The Australian Senate’s Environment and Communications References Committee commissioned the research. A key part of the study involved “the adequacy of the current consumer protection and regulatory framework for in-game micro transactions for chance-based items, including international comparisons, age requirements and disclosure of odds.”
The Senate panel concluded that the Australian Government has a “significant role to play in protecting consumers.” That role includes regulations for parent controls on video games. It also includes spending limits on in-game purchases, as well as other video game restrictions.
Officials noted that video game loot box research is in its infancy. The government called for more studies of the effects of gaming micro-transactions, so leaders can craft an “evidence-based regulatory approach to mitigate against any harms.”
The 2018 loot box study found that micro-transactions could meet the “physiological criteria” for gambling. Ultimately, Australia’s government did not categorize loot boxes as gambling. At the same time, leaders plan to fund more studies into the question. They did not call for a full department review, though.
Loot boxes are in-game purchases that are a part of many video games. Also called booster packs, loot crates, or Gacha systems, loot boxes boost the revenues for video game publishers. They provide skill or power upgrades, special weapons or gear, or other enhancements that help players in the game.
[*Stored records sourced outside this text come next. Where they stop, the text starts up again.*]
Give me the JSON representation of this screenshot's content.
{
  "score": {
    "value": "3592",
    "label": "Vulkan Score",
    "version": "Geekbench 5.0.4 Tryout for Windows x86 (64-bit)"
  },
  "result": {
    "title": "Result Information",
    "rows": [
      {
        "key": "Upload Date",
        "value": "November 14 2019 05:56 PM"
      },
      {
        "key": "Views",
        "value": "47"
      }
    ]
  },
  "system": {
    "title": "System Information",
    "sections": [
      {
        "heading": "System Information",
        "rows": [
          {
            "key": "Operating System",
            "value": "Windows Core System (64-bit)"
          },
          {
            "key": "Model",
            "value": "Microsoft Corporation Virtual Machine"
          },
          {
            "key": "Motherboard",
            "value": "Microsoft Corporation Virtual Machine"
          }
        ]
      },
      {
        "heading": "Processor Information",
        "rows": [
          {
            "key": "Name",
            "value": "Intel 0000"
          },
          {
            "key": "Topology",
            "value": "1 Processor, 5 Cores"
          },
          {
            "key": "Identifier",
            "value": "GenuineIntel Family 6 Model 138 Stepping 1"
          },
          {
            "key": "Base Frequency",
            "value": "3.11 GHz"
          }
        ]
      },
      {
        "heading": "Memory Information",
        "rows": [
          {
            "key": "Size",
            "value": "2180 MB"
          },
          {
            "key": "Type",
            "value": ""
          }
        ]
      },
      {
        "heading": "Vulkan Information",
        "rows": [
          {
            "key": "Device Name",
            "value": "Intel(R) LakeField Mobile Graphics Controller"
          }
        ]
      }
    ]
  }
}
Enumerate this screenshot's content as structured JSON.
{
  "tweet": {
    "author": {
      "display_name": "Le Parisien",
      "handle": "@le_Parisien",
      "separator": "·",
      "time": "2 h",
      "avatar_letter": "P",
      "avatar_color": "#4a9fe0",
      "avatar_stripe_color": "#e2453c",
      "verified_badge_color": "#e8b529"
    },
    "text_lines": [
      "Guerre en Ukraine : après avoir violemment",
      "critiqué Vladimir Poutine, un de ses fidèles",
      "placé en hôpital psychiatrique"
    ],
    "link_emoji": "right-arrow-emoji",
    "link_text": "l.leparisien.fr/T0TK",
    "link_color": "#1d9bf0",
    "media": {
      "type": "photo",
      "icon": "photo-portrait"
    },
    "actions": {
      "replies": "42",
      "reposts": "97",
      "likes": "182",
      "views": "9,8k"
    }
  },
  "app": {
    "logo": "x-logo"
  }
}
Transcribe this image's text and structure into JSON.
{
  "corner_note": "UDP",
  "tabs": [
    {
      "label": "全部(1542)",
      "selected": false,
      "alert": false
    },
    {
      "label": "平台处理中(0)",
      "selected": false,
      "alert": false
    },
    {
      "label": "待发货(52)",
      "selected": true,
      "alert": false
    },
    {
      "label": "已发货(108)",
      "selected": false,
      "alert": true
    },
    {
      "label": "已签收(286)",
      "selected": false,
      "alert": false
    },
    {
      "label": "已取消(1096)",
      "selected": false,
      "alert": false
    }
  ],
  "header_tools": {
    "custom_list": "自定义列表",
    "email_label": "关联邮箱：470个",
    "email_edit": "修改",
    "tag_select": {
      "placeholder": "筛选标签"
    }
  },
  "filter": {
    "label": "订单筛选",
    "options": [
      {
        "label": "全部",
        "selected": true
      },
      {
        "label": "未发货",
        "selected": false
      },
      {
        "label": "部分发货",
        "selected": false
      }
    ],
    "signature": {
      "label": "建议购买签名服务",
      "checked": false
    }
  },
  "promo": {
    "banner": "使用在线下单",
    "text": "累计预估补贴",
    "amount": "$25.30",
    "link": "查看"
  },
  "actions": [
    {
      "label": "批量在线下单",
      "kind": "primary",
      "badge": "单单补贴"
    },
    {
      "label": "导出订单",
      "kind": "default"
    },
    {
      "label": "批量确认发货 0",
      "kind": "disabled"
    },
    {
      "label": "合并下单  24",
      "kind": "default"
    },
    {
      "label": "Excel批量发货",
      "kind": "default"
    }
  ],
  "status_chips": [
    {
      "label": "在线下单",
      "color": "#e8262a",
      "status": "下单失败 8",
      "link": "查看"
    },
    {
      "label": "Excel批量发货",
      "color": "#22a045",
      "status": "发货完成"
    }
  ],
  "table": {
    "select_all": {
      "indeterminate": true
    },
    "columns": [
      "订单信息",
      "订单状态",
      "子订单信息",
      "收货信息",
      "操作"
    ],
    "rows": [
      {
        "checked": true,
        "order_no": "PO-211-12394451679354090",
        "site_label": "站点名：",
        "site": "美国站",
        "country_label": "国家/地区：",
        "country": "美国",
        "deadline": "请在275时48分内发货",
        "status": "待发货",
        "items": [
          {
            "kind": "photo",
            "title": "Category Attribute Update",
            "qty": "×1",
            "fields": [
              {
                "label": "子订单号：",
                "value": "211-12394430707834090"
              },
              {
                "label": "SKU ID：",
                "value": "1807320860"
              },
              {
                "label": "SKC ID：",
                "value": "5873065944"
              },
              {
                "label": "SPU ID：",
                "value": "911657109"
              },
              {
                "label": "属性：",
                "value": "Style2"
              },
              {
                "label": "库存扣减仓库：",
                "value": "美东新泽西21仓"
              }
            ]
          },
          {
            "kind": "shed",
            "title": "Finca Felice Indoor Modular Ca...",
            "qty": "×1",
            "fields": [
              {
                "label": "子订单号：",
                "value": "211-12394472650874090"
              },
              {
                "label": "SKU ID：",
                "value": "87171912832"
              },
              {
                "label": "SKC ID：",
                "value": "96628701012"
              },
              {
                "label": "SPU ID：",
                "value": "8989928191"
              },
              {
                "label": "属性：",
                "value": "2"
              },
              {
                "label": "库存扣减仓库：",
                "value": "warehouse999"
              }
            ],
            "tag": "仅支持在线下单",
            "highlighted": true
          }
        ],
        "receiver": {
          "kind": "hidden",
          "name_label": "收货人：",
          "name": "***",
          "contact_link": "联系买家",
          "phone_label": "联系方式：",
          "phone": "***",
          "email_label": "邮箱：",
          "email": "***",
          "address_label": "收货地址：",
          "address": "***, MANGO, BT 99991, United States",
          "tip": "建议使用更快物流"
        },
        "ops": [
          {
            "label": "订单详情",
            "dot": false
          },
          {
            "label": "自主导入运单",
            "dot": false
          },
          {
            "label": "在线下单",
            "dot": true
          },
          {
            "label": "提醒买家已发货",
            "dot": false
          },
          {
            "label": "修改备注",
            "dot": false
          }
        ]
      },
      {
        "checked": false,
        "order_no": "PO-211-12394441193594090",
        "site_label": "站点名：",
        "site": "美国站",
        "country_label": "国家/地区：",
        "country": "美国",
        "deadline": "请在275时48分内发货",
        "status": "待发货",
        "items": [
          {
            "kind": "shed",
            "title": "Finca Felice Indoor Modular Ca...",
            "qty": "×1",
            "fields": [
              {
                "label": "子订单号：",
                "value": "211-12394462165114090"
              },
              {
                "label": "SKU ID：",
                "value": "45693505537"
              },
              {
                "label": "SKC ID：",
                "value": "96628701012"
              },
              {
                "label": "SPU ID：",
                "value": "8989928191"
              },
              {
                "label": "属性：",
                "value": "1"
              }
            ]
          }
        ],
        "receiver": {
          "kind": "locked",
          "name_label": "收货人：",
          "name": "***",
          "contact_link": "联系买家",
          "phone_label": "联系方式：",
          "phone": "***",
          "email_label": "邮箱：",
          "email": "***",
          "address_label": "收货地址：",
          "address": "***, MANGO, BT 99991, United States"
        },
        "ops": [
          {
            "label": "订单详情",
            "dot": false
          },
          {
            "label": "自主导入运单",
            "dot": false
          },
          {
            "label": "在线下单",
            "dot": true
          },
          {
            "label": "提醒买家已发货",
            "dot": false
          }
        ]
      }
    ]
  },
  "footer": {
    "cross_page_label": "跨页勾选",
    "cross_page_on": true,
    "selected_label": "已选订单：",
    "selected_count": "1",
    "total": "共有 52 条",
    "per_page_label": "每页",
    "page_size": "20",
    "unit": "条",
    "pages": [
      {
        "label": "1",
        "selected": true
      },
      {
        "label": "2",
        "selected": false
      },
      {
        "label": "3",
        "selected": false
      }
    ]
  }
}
For years, video game players complained that paid loot boxes unbalance a game or make them unfair. While players can attain the same upgrades through play, it allows people with extra money to gain an advantage without earning it in-game.
That isn’t the main complaint parents groups and lawmakers have, though. It is the random nature of loot boxes that concern many. A person pays real money for a random result, which many people equate to gambling.
Governments around the globe studied the question of whether loot boxes should be defined as gambling. Belgium and Holland each ruled that booster packs are gambling, while France, New Zealand, and the United Kingdom ruled the opposite.
The United States federal government plans a study of the question in August, while US states like Washington and Hawaii already have explored the question.
The Interactive Games and Entertainment Association (IGEA) agreed with the Senate’s response and released a statement at the time. The statement read, “IGEA welcomes the Government’s agreement with the committee that loot boxes are already subject to both state and federal laws and that there is currently insufficient evidence for further regulation.”
“We note the Government’s conclusion that a formal departmental review of loot boxes is not warranted at this time.”
The journal “Addictive Behaviors” published a separate study into the addictive quality of loot boxes. The study, called “Associations between loot box use, problematic gaming and gambling, and gambling-related cognitions”, collected data on how much money video game players spend on loot boxes.
The researchers (Luke Clark, Gabriel A. Brooks) found that the average gamer pays $17.50 a month on loot boxes. 10% of video game players spend $50 or more on loot boxes. Clark and Brooks determined that loot boxes are a form of gambling.
Of course, the two published their findings in a journal called “Addictive Behaviors”, which means their findings might be cooked into the bargain. The key finding by the Australian government is loot boxes are gaming, but not gambling.